Let's say my subscribtion with Interval International has stopped and I decided not to renew for some months or maybe even longer. 

How much is then the 'costly reinstatement fee' that they charge to join the program again later? 

(Interval itself uses the term 'costly reinstatement fee' to either inform or scare me).


----------



## NWL (Sep 9, 2009)

I asked the same question a few months back when I was deciding whether or not to renew.  I only got 1 response from someone who actually let their membership lapse.   They were not charged the 'costly reinstatement fee'.  You never know, though.  He could have just been lucky.  I took a chance and let my membership lapse because we have no need for exchanges at this time.  

Cheers!


----------



## Larry (Sep 9, 2009)

My daughter let her's lapse and not only was there no costly renewal fee but they offered her two years for the price of one year to come back to interval. 
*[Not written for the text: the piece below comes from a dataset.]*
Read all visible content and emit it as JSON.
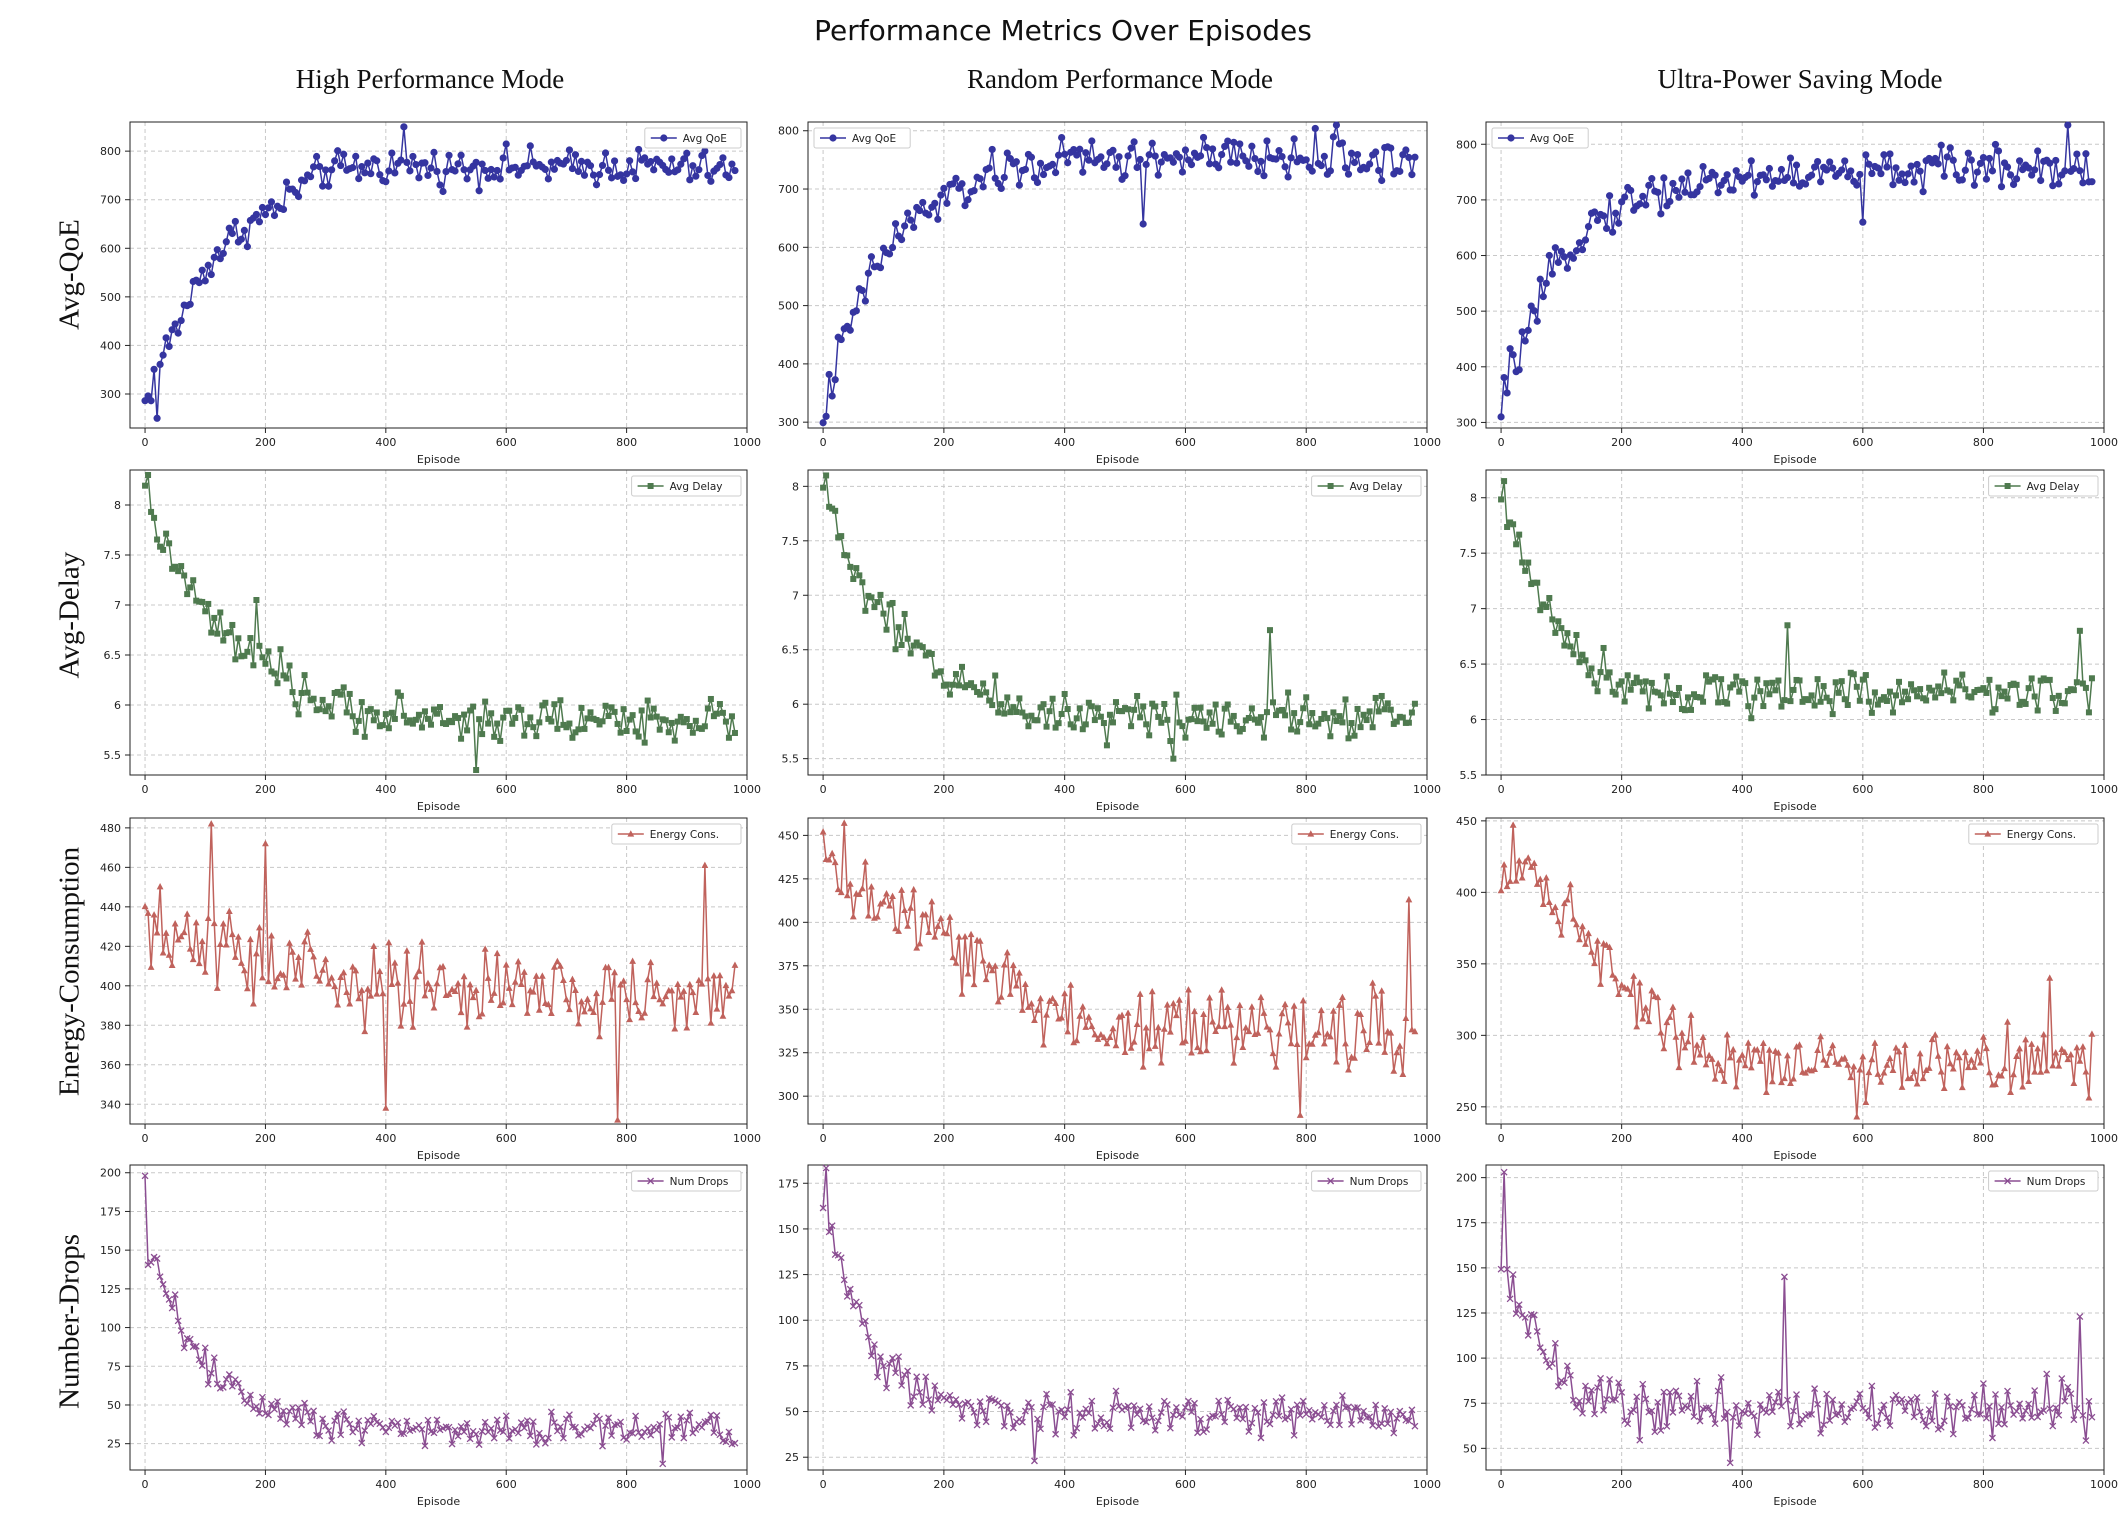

Since she had gotten rid of her timeshare she never took them up on it. I tried to renew my membership using her renewal code and they first wouldn't do it but when I told them that my daughter was offered a better deal than me by cancelling her membership than I was having been a loyal member for several years they gave me the same deal. 

So I doubt that they are still using the high renewal fees any longer.


----------



## Paul Breiveld (Sep 9, 2009)

Larry Clouseau? ;-) 

I guessed something like that might happen: that you get a better deal then you had, because they might actually 'lose' you. It happens in many businesses. Especially during crisistime... And they want you to exchange, as there they make another 100 euro's. I was surprised I did not receive a phonecall yet from them. 5 years ago they were more on top of it!

What makes me doubt too... they mention that the 'costly reinstatement fee' MIGHT apply. They do not talk about how much this fee is, and when it would actually apply. If they would apply it on me, I would be rather 'not amused', since they say it doesn't always apply. And when one is new, one gets bonusweeks like Santa Claus has a bigger holidayseason (something I am 'amused' about... I would say yes immediately to a 5 year renewal with 5 AC bonusweeks!!!)


----------



## ruthjayne (Sep 9, 2009)

I have let mine expire a couple times and have never been charged a reinstatement fee.  I re-upped this spring and while depositing got an AC, all in the same transaction.  I never buy more than one year at a time.  I hate all their sales tactics.  I don't find their people are as knowledgable as they used to be--seems like they are just "closers".


----------



## rosepointe (Sep 10, 2009)

BTW ask for an AC.  They gave me one with an early renewel for 2 years.

Never hurts to try.  They sent the offer to me.

Sue


----------



## Malibu Sky (Sep 11, 2009)

Mine just expired also, any deals that anyone knows of?


----------



## camachinist (Sep 12, 2009)

Just got something in the mail. 3 years for 227.00 and 5 years for 356.00. 

When I renewed 2.5 years ago, it was 189.00 for 3 years in a similar mailing. 

Guess they haven't heard the economy is in the toilet...

Oh, I've let mine expire a couple of times. No fee to re-up.

Pat


----------



## monjes (Feb 21, 2011)

*Renewable anytime*

I have frequently let my II membership expire until I was ready to use it again.  I was always able to renew with no problems.  I didn't want to pay for membership time that I wasn't actively using.

I've been a repeated "on-and-off" member since October 2001, and have never paid penalty fees of any sort when renewing.  Hope that helps.


----------